Emotions: The transition points are hard, though at least by now I know to expect this. I struggle with loss - in the fall, the losses are: friends, partners, my UU community, my CUUPSfolks, my CovenSisters, the cat who sleeps on my bed (and will take a week to forgive me when I eventually return); the loom, the altar, the comfortable office with the expansive desk, comfortable chairs (there are NONE on a small boat), spacious bed, hot baths, reliable refrigeration, silk painting, woodworking, painting on anything but a small scale, pottery; the freedom of being a two-car family instead of a one-car, one-dinghy couple.

In the spring, the losses are: togetherness, the companionship of being a one-car family, being rocked to sleep each night (to a different rhythm each night depending on wind and waves), cruiser-net every morning (radio talk among our whole harbor of friends), the physical challenges and joys of sailing, sun, saltwater, brilliant turquoise vistas and a far horizon, warm easy weather (70s-80s year round at halfpast the Florida keys).

Usually there is tension for a week or two around each transition, and then I find the new rhythm and begin to enjoy what’s here. This goes better when I’m conscious of ‘looking forward to’ and planning ahead - so now, for example, I’ve started making notes for painting and papier mache and weaving projects for a couple of weeks from now. After unpacking and laundry and catching up with people.

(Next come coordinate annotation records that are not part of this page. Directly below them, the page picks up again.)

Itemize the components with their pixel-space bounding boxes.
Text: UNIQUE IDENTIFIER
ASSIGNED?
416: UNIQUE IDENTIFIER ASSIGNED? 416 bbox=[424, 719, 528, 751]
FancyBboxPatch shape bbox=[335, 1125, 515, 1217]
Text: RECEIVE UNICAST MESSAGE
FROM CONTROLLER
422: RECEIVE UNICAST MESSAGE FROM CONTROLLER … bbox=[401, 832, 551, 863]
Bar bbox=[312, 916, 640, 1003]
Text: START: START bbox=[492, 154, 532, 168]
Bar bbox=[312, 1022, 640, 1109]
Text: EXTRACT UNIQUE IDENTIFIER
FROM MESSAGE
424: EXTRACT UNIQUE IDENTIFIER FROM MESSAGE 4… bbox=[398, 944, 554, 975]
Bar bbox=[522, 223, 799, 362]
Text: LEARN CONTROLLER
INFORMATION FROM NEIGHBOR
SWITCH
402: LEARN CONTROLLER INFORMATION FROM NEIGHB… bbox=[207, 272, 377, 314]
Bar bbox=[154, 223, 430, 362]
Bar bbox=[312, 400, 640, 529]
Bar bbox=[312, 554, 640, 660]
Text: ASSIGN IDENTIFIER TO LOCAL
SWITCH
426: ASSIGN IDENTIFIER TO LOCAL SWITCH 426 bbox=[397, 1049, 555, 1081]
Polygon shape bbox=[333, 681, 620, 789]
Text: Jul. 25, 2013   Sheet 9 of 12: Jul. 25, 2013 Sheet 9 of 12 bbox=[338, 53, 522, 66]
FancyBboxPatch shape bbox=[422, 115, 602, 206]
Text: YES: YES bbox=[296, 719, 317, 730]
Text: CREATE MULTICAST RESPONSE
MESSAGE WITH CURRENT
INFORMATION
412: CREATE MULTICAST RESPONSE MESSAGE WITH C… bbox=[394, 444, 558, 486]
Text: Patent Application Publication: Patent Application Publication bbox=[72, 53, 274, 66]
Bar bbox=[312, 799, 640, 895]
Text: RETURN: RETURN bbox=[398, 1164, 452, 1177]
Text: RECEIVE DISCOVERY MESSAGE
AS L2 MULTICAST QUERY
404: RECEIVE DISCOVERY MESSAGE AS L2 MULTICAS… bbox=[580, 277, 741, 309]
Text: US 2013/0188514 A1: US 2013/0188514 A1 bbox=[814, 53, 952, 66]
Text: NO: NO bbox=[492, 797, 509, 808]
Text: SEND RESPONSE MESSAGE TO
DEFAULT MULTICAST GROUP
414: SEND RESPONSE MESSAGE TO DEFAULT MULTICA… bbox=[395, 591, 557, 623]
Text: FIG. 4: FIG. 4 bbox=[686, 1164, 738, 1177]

4. What is your favorite innocent pleasure (other than sex)? Something you do for fun rather than self-improvement, and which you feel good about doing.

Favorite? I try not to do forced ranking - and besides, it changes.

Weaving, especially if there’s a skeletal plan with a lot of freedom in it. Silk-painting. Snuggling humans. Snuggling fur-bearing people. Standing head down in a long self-indulgent hot shower until the last tension has left. Swimming. Sailing on a broad reach in a smooth sea. Dancing … which is probably ‘favorite’ most often, and which I’m eager to get back to when I get home.

5. What question have I left out that you wish I'd asked?

Hmm. Just at present anything I said in reply to this one would open a can of worms, mainly because I’m in ‘pack and leave tomorrow’ mode. Ask me again after tax day, though; there’s probably something here to chew on.

---

If you want to play too:

1. leave me a comment saying, "interview me."
2. i respond by asking you five personal questions so i can get to know you better.
3. update your l.j. with the answers to the questions.
4. include this explanation and an offer to interview someone else in the post.
5. when others comment asking to be interviewed, ask them five questions.
Love and light and lots of laughter to you all -- especially, today, to you who started this thread.